# Introduction

The notebooks in this folder analyze different properties of several loss functions commonly used when training machine learning models. For each loss function, we cover

1. the predicted statistic when minimzing the loss function
1. visualization of the loss function for a single example.
1. the maximum-likelihood interpretation of the loss function (TODO)

# Symbols

For a given example, I'll use

* $\mathbf{x}$ to represent the feature vector
* $t$ to represent the label (aka. target)
* $y$ or $y(\mathbf{x})$ to represent the prediction

We assume the function $y(\mathbf{x})$ is completely flexible (
[PRML](https://www.microsoft.com/en-us/research/uploads/prod/2006/01/Bishop-Pattern-Recognition-and-Machine-Learning-2006.pdf),
Page 46), so that the derivative of the loss function wrt. $y(\mathbf{x})$
exists.

# Summary

| Loss function name             | $L(y(\mathbf{x}), t)$                                                     | $\arg \min_{y(\mathbf{x})} \mathbb{E}[L]$ | Likelihood distribution | $p(t|\mathbf{x})$                                                                                  |
|--------------------------------|-----------------------------------------------------------------------------|---------------------------------------------------|---------------------------------------|-----------------------------------------------------------------------------------------------------|
| Minkowski loss (q=2, aka. MSE) | $ \left|y(\mathbf{x}) - t \right|^2 $   | Conditional mean: $\mathbb{E}[t|\mathbf{x}]$     | Gaussian                              | $\frac{1}{\sqrt{2 \pi \sigma^2}} \exp \left \{- \frac{1}{2} \frac{|t - y(\mathbf{x})|^2}{\sigma^2} \right \}$ |
| Minkowski loss (q=1, aka. MAE) | $ \left|y(\mathbf{x}) - t \right|^1 $   | Conditional median: $F_{t|\mathbf{x}}^{-1}(0.5)$ | Laplace                             | $\frac{1}{2 \sigma} \exp \left \{- \frac{|t - y(\mathbf{x})|}{\sigma} \right \}$                                      |
| Minkowski loss (q=0)           | $ \left|y(\mathbf{x}) - t \right|^{q \rightarrow 0} $ | Conditional mode                                 | $-$                                     | $-$                                                                                                   |
|Log-loss (aka. cross-entropy loss) | $-\left[ t \ln y(\mathbf{x}) + (1 - t) \ln(1 - y(\mathbf{x})) \right]$ | Conditional mean: $\mathbb{E}[t|\mathbf{x}]$ | Bernoulli | $\exp \Big \{ t \ln y(\mathbf{x}) + (1 - t) \ln (1 - y(\mathbf{x})) \Big \}$ |
|Poisson loss | $   y(\mathbf{x}) - t \ln y(\mathbf{x}) $ | Conditional mean: $\mathbb{E}[t|\mathbf{x}]$ | Poisson | $\exp \Big \{ t \ln y(\mathbf{x}) - y(\mathbf{x}) - \ln t! \Big\}$ |
|Pinball loss | $(t - y(\mathbf{x})) (\tau - \mathbb{I}(t < y(\mathbf{x})))$ | Conditional quantile: $F_{t|\mathbf{x}}^{-1}(\tau)$ | Asymmetric Laplace | $\frac{\tau(1 - \tau)}{ \sigma } \exp \left\{ -\frac{(t - y(\mathbf{x})) (\tau - \mathbb{I}(t < y(\mathbf{x})))}{\sigma} \right \}$ |

Note, the derivation of $\arg \min_{y(\mathbf{x})} \mathbb{E}[L]$ does NOT make any assumption of the distribution form of $p(t|\mathbf{x})$.
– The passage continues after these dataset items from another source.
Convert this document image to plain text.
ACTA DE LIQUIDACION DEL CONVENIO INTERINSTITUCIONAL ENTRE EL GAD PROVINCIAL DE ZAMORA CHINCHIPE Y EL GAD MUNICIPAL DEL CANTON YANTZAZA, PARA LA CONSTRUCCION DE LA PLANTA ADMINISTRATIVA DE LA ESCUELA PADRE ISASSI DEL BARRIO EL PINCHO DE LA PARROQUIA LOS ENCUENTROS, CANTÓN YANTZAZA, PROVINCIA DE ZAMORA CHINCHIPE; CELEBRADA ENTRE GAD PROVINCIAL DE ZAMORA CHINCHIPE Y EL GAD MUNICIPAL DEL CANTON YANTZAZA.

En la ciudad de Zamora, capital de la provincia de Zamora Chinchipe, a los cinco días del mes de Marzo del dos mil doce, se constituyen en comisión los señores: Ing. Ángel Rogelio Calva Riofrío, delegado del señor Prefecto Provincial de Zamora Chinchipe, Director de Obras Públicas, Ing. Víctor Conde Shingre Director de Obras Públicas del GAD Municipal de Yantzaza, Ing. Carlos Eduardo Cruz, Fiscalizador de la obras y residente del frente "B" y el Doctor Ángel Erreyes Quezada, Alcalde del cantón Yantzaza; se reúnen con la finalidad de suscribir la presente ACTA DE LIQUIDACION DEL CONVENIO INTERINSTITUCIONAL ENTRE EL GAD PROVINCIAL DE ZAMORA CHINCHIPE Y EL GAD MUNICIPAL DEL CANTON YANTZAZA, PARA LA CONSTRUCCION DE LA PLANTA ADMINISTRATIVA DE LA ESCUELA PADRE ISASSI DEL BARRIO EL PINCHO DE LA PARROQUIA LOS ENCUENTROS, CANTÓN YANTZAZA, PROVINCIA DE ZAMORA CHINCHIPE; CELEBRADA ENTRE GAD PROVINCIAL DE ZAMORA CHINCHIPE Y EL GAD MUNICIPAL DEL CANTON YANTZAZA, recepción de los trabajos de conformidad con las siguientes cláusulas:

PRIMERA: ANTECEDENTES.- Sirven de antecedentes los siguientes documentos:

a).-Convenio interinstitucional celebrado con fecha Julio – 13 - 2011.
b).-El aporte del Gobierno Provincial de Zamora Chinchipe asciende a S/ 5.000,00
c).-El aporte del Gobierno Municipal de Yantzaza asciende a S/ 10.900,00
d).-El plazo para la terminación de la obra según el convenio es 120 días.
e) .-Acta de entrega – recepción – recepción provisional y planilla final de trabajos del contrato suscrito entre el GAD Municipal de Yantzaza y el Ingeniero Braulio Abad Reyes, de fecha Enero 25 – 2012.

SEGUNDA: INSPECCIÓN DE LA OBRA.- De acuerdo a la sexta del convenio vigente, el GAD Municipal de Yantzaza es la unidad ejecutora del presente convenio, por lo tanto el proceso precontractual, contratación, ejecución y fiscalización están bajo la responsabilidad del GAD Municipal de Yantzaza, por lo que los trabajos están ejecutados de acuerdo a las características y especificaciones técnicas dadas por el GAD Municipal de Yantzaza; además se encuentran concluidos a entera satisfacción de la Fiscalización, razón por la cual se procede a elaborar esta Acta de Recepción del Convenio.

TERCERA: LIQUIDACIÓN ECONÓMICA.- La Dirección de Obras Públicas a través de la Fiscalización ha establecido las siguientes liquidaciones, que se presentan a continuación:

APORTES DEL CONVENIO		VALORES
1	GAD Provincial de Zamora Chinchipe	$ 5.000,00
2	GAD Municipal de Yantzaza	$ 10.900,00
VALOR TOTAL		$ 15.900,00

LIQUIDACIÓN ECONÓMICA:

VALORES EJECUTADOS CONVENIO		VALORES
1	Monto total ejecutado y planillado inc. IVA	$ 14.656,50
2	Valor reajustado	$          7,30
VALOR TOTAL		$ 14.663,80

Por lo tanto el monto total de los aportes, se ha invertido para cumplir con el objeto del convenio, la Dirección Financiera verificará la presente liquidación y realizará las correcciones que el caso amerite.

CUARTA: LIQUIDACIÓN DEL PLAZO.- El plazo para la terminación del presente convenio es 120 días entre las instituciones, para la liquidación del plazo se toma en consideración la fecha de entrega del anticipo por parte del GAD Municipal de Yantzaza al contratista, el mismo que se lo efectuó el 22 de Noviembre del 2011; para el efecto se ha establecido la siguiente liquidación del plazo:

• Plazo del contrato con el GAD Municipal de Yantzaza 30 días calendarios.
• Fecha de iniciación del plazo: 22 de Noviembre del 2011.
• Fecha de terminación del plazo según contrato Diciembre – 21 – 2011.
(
# Grouping of loss functions by motivation

* by likelihood function, e.g. MSE, log-loss, poisson loss
* by interested metrics, e.g. MAE, MAPE
* by its argmin with desired properties: e.g. quantile loss
* by robustness, e.g. MAE, huber loss
* etc.

Although these loss function can all correspond to some form of likelihood distribution, 

\begin{align*}
p(t|\mathbf{x}) = \frac{1}{Z} \exp \left \{- L(t, y(\mathbf{x})) \right\} \\
\end{align*}

but it seems unreasonable to assume a likelihood would follow distributions like Laplace distribution or asymmetric Laplace distribution in the first place.